The Sun’s Atmosphere: The Sun’s atmosphere has three main layers: the photosphere, the chromosphere, and the corona. Everything below the solar atmosphere is called the solar interior.
- The visible surface of the Sun, the photosphere, is the lowest layer in the solar atmosphere. Its spectrum is similar to that of a blackbody at a temperature of 5800 K. Convection in the photosphere produces granules.
- Above the photosphere is a layer of less dense but higher-temperature gases called the chromosphere. Spicules extend upward from the chromosphere into the corona.

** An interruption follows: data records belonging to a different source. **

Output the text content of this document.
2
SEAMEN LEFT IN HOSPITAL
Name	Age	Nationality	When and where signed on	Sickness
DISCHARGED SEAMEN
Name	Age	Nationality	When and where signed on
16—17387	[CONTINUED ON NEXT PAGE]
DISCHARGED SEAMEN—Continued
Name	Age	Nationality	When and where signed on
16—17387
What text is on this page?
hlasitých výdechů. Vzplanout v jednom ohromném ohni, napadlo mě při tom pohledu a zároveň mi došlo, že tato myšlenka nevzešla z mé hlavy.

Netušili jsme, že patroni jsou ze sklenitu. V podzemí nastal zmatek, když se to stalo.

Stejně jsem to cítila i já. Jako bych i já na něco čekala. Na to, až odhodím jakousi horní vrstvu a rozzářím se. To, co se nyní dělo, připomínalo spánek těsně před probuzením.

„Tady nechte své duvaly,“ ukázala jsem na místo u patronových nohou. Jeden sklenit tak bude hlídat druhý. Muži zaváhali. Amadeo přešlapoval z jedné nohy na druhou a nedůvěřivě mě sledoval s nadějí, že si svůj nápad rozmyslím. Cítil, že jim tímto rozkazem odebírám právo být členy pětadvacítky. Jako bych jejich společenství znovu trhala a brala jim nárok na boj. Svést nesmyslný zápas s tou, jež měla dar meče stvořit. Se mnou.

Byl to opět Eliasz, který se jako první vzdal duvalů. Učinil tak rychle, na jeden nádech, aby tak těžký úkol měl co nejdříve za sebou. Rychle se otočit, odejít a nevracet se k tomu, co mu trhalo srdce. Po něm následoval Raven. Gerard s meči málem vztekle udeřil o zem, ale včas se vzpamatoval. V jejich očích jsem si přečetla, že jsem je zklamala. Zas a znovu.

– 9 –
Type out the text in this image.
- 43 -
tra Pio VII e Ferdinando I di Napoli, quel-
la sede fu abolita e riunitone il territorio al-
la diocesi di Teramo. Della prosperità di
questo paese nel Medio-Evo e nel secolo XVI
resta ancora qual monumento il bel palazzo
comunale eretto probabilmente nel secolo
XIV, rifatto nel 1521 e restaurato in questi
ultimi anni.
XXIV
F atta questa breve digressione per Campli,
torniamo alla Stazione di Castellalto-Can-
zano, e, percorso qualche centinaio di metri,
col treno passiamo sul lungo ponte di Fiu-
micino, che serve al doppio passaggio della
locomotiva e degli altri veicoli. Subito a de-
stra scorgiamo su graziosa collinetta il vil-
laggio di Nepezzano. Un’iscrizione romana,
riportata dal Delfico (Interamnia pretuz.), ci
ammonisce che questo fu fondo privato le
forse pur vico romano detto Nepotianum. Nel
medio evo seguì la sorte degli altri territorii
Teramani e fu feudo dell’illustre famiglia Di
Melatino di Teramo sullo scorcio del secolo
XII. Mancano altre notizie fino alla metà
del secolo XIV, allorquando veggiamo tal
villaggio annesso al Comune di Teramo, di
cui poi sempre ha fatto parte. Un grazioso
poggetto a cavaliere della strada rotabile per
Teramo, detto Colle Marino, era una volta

- The outermost layer of the solar atmosphere, the corona, is made of very high-temperature gases at extremely low density. Activity in the corona includes coronal mass ejections and coronal holes. The solar corona blends into the solar wind at great distances from the Sun.
The Active Sun: The Sun’s surface features vary in an 11-year cycle. This is related to a 22-year cycle in which the surface magnetic field increases, decreases, and then increases again with the opposite polarity.
- Sunspots are relatively cool regions produced by local concentrations of the Sun’s magnetic field. The average number of sunspots increases and decreases in a regular cycle of approximately 11 years, with reversed magnetic polarities from one 11-year cycle to the next. Two such cycles make up the 22-year solar cycle.
- The magnetic-dynamo model suggests that many features of the solar cycle are due to changes in the Sun’s magnetic field. These changes are caused by convection and the Sun’s differential rotation.
- A solar flare is a brief eruption of hot, ionized gases from a sunspot group. A coronal mass ejection is a much larger eruption that involves immense amounts of gas from the corona.